A number of hybrid plasminogen activator genes were constructed from the t-PA and u-PA cDNAs and expressed using a bovine papilloma virus vector and mouse C-127 cells. Hybrid A was constructed by replacing the finger (F) and EGF domains of t-PA with the EGF and Ku domains of u-PA, while hybrids B and C had an extra Ku inserted before or after the double kringle (K1-K2) region of t-PA respectively. While all the hybrids showed comparable enzymatic activities towards a small substrate (S-2288), they had different activities in binding to fibrin clots as well in the fibrin-dependent plasminogen activation, the order of activities being: t-PA greater than or equal to hybrid B greater than hybrid C greater than hybrid A. Carbohydrate analysis showed that while hybrid C, like rt-PA, had at least one high-mannose type sugar chain (probably at residue 117 in K1), the other hybrids had only complex-type carbohydrates suggesting that domain interaction in t-PA might influence glycan processing.

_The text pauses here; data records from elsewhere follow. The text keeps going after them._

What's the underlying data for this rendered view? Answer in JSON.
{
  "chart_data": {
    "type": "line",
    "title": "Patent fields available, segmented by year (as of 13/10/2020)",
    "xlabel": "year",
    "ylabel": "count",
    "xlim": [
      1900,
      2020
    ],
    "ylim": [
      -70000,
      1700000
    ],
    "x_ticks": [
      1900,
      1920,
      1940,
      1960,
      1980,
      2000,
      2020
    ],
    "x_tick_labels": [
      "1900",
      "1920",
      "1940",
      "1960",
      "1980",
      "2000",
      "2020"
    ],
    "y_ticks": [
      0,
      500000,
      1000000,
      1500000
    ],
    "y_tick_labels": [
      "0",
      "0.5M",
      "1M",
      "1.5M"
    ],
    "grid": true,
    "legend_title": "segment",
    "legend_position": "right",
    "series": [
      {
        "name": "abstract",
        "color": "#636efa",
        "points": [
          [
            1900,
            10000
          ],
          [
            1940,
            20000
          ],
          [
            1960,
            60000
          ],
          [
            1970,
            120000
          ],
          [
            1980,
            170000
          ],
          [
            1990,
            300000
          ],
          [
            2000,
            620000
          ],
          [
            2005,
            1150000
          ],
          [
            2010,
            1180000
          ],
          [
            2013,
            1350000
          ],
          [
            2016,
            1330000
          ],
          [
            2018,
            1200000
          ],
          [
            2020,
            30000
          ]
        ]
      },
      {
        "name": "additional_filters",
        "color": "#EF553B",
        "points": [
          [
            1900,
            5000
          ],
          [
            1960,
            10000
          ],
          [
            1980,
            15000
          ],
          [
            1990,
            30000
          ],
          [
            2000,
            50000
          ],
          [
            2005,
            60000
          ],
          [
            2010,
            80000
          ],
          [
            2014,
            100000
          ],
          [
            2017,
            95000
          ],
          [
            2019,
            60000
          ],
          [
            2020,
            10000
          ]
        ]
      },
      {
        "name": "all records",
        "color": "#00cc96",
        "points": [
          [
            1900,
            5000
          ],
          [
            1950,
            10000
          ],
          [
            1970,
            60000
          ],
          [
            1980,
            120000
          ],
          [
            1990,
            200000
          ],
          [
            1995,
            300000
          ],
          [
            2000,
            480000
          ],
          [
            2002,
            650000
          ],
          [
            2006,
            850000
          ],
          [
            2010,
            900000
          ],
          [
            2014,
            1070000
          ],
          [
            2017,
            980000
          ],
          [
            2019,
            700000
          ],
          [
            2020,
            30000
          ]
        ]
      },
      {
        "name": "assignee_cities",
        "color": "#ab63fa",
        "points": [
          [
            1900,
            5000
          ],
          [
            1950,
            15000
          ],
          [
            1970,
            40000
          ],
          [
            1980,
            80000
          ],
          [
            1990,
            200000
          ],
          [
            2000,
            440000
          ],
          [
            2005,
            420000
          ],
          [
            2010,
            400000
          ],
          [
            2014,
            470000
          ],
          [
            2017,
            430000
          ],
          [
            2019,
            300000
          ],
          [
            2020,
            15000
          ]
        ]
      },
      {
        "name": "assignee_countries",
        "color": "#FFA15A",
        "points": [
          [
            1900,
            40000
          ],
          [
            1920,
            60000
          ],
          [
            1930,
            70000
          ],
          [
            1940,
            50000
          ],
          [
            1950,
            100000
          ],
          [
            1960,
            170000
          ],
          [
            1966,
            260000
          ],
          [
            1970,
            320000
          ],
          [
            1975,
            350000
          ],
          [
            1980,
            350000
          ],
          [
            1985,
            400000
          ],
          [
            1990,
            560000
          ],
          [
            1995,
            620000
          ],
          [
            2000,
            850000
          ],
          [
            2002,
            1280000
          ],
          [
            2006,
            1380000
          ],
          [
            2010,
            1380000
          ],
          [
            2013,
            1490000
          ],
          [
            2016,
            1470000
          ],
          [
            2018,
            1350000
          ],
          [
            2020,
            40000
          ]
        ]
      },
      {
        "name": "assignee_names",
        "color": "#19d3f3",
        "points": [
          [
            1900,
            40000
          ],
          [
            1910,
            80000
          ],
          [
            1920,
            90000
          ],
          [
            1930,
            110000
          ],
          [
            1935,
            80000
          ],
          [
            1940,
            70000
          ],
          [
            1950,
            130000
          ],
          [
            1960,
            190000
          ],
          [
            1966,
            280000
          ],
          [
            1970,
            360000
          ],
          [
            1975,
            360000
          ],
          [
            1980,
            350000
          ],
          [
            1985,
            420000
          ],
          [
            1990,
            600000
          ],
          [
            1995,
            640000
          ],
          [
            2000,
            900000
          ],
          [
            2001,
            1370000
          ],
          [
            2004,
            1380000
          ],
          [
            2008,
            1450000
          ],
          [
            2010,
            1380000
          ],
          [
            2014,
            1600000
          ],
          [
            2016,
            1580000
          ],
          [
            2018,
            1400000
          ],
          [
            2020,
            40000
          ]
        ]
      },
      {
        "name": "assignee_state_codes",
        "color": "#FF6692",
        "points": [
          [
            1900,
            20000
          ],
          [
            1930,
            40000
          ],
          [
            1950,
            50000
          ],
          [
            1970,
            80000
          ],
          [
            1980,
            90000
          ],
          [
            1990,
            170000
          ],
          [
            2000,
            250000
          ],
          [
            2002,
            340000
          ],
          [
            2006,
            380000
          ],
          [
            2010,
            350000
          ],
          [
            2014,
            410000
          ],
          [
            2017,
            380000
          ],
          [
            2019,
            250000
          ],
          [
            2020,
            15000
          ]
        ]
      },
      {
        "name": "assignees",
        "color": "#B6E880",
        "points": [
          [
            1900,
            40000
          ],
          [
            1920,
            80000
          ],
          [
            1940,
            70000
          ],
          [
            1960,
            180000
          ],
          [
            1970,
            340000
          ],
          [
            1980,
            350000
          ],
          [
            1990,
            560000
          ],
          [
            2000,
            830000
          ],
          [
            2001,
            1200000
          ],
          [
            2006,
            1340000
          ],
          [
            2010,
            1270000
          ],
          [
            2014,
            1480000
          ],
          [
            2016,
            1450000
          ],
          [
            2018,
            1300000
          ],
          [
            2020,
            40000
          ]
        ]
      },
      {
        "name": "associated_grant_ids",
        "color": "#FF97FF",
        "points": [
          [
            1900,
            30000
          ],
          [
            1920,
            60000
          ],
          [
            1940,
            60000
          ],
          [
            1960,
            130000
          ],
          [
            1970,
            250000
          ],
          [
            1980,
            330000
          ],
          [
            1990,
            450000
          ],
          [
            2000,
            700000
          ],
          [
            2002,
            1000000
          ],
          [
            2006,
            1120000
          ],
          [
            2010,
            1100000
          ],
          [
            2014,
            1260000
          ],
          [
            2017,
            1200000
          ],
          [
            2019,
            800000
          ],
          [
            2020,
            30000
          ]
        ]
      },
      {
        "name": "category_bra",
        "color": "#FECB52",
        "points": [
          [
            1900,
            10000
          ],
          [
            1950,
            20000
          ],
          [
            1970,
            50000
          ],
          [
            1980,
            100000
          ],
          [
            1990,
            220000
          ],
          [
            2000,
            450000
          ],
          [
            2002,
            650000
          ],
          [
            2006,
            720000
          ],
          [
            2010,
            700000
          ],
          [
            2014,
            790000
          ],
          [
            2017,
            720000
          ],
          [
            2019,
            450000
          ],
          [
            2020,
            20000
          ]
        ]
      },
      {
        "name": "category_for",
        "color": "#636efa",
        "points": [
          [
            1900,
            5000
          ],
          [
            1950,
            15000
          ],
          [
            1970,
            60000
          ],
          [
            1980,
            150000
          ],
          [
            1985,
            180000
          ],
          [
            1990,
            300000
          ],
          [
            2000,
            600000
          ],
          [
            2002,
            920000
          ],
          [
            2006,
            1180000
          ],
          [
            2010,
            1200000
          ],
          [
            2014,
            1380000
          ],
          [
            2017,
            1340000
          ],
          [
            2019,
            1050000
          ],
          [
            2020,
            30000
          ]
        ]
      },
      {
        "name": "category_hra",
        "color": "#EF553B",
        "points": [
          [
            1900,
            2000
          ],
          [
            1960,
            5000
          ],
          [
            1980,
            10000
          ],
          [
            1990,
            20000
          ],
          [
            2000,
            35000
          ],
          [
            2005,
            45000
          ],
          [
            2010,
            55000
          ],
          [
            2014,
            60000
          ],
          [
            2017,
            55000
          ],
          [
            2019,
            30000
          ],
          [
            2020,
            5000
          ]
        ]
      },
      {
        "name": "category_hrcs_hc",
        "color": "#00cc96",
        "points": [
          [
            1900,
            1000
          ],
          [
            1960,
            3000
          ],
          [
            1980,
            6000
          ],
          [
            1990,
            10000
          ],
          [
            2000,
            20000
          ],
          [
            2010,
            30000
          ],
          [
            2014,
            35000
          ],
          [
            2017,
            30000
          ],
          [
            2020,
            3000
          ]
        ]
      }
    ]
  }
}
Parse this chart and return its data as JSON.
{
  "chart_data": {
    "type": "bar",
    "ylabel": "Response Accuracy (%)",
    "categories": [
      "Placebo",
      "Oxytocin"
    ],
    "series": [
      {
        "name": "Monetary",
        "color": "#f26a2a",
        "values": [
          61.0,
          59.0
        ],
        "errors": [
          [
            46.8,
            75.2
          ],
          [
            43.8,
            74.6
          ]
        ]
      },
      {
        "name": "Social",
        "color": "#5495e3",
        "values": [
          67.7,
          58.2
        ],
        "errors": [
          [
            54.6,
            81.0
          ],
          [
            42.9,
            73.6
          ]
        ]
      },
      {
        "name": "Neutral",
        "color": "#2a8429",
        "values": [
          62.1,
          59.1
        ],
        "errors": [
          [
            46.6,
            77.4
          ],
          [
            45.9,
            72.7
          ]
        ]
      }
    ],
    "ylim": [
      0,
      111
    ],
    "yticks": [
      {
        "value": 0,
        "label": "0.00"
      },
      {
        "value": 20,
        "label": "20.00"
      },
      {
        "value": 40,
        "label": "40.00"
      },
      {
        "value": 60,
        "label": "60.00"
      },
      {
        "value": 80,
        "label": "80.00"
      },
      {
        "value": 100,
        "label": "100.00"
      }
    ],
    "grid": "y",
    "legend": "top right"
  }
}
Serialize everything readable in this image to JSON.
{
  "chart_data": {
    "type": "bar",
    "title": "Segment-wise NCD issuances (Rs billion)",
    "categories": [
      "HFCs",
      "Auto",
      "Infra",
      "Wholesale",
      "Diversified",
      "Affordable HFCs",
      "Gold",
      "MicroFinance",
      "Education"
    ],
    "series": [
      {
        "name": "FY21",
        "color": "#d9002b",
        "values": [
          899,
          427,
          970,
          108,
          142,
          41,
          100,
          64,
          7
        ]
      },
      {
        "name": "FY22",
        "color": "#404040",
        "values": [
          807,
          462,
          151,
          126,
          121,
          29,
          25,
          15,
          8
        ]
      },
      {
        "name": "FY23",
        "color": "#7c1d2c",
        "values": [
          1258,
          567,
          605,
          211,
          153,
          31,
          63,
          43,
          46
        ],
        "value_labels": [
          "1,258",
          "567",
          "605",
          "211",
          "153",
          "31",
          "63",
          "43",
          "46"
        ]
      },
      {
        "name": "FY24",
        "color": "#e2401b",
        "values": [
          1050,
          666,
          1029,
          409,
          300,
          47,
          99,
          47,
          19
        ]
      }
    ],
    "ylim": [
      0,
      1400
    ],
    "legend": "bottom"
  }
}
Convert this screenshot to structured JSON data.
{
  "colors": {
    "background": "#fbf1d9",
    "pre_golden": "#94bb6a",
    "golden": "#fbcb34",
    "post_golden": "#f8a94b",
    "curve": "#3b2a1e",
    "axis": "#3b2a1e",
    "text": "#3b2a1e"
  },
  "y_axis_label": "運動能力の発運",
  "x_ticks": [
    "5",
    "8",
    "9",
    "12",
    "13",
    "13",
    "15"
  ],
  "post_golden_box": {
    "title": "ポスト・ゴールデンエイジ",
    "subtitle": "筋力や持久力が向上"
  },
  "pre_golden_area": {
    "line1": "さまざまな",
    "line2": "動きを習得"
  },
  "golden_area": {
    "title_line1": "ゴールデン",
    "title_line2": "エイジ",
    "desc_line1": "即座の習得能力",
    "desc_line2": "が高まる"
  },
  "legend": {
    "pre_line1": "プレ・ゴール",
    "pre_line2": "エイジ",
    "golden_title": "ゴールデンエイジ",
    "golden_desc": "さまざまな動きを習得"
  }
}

Pharmacokinetic studies in dog showed that hybrid B had a significantly longer plasma half-life than rt-PA. Thrombolytic efficacies of hybrid B and rt-PA were compared in dog model using an artificially induced coronary thrombus. Complete thrombolysis was achieved with 18 mg and 50 mg dosages for hybrid B and rt-PA respectively. These data show the superior pharmacokinetic and thrombolytic properties of hybrid B compared to rt-PA.